Source: U.S. Government Accountability Office from Washington DC. Public Domain

Remote sensing observations that can image land at the meter or centimeter scales can provide detailed information about the plant growth and water stress in the field or forest. Drones aka small Uncrewed Aerial Systems (sUAS) are becoming increasing common ways to image the land surface at high resolution over small scales (< 1 \(km^2\)) with low cost systems and photogrammetry software that combines individual images into maps. Most hobby drones can generate high resolution images in red, green, blue wavelengths of light. Advanced research-grade sensors measure additional wavelengths including red-edge, near infrared, and far infrared (thermal).

Source: A hobby drone that includes a mounted thermal camera

Maps created by drone imagery allow for characterization of fields and forests on the sub-meter scale, enhancing the reach of precision agriculture and forestry. A comparison between drone data and some of the highest resolution, freely available satellite data (Sentinel 2, 10x10 meter pixels), demonstrates the differences in characterizing the land surface:

Source: A comparison of Sentinel 2 satellite imagery to imagery from a drone (Phantom P4M)

7.3.1 The data:

Hamilton College is currently reforesting fields that were originally leased for agriculture or used as a golf course. The college is also exploring the carbon held in existing forests and weighing forest management plans that optimize forest carbon stores.

In this exercise, you will assist in mapping a field that is undergoing reforestation in addition to existing forest and recreational use. You will quantify the area of the fields that can potentially be converted to forest land cover.

There are four periods of drone measurements from 2021 that will use to create a map of a field undergoing reforestation. Drone measurements were taken with a DJI Phantom P4M and images include measurements in the blue (band 1), green (band 2), red (band 3), red edge (band 4), and near infrared (band 5) wavelengths. You will work with maps from spatial

The college would like to know how large the field is for planning seedling density and the potential future carbon sequestration potential.

You will need to load in the spatial package, terra, from the previous chapter to read in the drone data. You will also need packages that include functions for implementing the machine learning approaches we will use. The caret package has functions that help train and evaluate the machine learning models and the randomForest package includes a function for the random forest algorithm.

library(caret)
library(randomForest)
library(terra)

In the activity folder, you will find four tif files, each named with the date of the flight, and a shapefile of points that contain an identified land cover for each location and a label that was randomly selected to act as training or validation data. Let’s look at one of the drone flights that was taken in October:

oct <- rast("/cloud/project/activity08/Oct_12.tif")

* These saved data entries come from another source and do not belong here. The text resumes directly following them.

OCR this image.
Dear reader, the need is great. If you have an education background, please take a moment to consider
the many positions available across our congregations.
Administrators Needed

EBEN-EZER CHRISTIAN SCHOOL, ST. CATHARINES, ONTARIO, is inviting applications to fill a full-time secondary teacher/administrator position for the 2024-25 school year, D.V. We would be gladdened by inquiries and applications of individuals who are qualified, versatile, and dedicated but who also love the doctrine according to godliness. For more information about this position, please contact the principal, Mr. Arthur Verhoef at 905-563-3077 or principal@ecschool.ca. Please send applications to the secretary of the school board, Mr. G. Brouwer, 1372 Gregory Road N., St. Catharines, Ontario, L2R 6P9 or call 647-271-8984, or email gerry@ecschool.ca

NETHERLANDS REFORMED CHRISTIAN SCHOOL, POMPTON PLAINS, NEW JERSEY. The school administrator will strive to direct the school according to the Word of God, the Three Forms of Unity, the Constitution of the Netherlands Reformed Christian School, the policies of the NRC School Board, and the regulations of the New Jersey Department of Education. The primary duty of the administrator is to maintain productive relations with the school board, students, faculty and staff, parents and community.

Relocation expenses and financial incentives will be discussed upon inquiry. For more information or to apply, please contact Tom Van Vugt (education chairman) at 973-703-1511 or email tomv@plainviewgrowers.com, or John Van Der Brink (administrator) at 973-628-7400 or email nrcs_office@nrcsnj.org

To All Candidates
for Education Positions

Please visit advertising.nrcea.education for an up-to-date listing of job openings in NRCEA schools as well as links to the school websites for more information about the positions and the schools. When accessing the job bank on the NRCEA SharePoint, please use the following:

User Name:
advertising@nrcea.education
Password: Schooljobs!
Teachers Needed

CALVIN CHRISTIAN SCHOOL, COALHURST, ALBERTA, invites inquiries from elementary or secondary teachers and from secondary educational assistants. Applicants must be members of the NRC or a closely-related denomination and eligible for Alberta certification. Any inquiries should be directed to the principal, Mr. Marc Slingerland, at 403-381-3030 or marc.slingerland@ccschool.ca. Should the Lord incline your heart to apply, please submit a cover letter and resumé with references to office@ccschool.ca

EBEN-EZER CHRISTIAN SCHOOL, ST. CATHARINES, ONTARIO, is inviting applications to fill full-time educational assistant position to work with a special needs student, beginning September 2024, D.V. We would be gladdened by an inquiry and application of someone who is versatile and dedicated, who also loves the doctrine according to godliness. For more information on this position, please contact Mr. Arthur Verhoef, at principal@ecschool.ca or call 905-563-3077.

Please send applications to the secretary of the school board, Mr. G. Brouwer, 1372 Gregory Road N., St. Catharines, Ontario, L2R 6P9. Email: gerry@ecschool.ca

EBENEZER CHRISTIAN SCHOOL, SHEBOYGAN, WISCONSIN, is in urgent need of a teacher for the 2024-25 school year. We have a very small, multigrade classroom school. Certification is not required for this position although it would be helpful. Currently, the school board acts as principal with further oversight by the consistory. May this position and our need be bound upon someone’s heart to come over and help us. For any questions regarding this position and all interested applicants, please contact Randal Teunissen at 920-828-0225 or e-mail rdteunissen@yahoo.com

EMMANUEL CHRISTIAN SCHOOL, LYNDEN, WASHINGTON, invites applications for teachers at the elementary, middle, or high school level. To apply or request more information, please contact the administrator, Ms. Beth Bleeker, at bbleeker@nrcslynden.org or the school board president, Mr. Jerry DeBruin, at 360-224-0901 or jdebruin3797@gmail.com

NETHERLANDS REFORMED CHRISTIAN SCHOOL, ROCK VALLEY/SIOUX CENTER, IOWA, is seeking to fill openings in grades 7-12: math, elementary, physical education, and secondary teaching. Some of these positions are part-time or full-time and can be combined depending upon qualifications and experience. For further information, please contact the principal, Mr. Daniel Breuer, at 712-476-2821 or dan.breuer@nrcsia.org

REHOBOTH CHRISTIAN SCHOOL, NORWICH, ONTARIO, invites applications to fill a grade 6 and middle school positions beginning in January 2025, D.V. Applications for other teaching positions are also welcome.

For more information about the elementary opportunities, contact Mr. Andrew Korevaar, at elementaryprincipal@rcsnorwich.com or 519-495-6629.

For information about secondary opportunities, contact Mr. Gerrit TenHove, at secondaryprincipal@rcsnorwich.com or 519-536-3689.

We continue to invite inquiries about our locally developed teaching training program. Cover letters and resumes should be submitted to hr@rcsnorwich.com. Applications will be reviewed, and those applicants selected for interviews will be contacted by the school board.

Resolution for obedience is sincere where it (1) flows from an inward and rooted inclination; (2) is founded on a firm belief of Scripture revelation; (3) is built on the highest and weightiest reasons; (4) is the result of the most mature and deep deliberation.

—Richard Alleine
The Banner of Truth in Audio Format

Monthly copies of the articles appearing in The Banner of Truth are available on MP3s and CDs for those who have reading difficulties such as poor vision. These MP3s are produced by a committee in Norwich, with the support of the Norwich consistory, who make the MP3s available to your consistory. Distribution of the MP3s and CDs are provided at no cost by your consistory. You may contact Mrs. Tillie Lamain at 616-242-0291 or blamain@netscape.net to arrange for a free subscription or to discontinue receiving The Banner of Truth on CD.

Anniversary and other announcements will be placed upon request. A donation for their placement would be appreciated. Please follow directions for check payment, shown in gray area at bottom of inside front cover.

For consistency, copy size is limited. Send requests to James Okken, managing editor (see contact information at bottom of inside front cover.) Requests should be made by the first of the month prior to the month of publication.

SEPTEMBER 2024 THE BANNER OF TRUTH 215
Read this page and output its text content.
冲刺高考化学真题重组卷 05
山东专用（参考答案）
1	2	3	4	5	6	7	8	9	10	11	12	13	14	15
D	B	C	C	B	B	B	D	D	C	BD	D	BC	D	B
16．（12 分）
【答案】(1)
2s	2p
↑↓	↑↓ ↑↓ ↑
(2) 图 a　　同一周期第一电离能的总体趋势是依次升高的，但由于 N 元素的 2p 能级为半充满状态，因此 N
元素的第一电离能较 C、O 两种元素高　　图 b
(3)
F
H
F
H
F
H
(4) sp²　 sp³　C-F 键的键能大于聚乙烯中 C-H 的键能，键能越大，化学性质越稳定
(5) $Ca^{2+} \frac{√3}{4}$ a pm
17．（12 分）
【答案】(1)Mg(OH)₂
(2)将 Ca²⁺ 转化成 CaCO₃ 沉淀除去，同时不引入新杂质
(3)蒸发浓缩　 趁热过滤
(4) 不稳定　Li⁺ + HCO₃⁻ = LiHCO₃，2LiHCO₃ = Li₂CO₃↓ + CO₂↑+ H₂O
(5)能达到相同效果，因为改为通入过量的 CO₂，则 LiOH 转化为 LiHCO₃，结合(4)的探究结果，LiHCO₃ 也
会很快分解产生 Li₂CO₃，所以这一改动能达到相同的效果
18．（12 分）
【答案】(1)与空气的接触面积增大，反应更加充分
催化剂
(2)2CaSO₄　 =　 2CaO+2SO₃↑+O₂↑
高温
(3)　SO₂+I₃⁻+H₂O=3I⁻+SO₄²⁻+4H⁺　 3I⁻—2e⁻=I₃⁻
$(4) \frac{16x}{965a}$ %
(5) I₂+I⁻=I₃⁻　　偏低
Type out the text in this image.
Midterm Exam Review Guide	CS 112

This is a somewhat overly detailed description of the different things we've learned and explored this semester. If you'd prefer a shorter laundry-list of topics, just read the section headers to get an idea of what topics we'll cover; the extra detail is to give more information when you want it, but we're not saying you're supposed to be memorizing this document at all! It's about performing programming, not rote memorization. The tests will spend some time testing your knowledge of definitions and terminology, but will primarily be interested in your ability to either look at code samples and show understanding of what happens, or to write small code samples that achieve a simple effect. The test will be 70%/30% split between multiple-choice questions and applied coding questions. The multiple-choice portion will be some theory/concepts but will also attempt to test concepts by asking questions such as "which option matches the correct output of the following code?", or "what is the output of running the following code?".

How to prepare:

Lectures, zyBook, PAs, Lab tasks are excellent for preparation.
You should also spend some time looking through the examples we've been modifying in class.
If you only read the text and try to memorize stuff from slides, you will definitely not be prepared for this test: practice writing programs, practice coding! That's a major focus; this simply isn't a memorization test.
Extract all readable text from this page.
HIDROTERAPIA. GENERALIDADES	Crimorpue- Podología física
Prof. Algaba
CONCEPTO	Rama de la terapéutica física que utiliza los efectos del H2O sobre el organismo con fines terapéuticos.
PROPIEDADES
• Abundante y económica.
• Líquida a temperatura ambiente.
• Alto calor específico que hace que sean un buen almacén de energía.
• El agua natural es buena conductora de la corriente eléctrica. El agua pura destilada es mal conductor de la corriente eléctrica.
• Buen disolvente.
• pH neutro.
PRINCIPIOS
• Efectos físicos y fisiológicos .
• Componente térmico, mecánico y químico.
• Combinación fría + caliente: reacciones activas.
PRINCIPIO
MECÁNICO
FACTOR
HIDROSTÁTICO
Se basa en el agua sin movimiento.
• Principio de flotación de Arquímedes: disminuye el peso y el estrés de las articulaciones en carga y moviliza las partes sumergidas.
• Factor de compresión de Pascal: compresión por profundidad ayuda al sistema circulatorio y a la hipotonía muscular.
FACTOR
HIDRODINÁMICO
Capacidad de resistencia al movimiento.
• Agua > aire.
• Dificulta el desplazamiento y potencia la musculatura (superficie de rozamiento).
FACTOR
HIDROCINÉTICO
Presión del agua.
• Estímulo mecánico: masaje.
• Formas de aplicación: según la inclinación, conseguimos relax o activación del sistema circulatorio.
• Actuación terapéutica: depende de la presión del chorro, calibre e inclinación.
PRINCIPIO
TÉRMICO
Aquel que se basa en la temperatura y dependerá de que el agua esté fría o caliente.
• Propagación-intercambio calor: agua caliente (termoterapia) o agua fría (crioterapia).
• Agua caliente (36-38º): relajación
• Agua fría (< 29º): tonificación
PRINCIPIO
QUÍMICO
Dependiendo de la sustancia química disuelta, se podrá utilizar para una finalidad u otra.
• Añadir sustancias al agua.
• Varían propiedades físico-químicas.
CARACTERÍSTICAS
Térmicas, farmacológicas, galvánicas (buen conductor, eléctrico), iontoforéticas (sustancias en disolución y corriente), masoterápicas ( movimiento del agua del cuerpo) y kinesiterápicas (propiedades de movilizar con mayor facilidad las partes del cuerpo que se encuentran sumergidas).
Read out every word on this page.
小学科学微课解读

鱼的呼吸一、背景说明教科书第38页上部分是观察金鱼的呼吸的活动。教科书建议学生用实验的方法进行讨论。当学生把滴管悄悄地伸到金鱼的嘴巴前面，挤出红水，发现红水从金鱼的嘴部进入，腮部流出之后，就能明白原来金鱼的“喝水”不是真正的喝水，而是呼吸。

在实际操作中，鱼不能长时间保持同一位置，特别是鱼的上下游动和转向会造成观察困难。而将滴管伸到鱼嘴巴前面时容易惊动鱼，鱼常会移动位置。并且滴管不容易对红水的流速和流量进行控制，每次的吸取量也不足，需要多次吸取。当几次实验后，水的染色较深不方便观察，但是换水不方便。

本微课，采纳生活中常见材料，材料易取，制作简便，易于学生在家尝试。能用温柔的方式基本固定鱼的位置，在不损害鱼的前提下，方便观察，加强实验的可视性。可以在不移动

When you plot out all of the images, you will see the values are on a scale from 0-1 and are the actual reflectance for each band. The tif file contains five bands. Each band contains reflectance for the following wavelengths of light: blue,

terra::plot(oct)

Let’s make a true color plot of the image. Note that R automatically rescales the resolution of each plot to only show 500,000 pixels on your plot. This is a little lower resolution than the actual data. Changing this setting would unnecessarily use computational resources and slow down your work.

plotRGB(oct, r=3,g=2,b=1, scale=0.7, stretch="lin")

We will want to use all four maps to capitalize on the differences in the spectral properties of the different types of landcover. Read all four images into one stack for a total of 20 bands:

drStack <- rast(c("/cloud/project/activity08/May_19.tif",
                 "/cloud/project/activity08/June_10.tif",
                 "/cloud/project/activity08/June_18.tif",
                 "/cloud/project/activity08/Oct_12.tif"))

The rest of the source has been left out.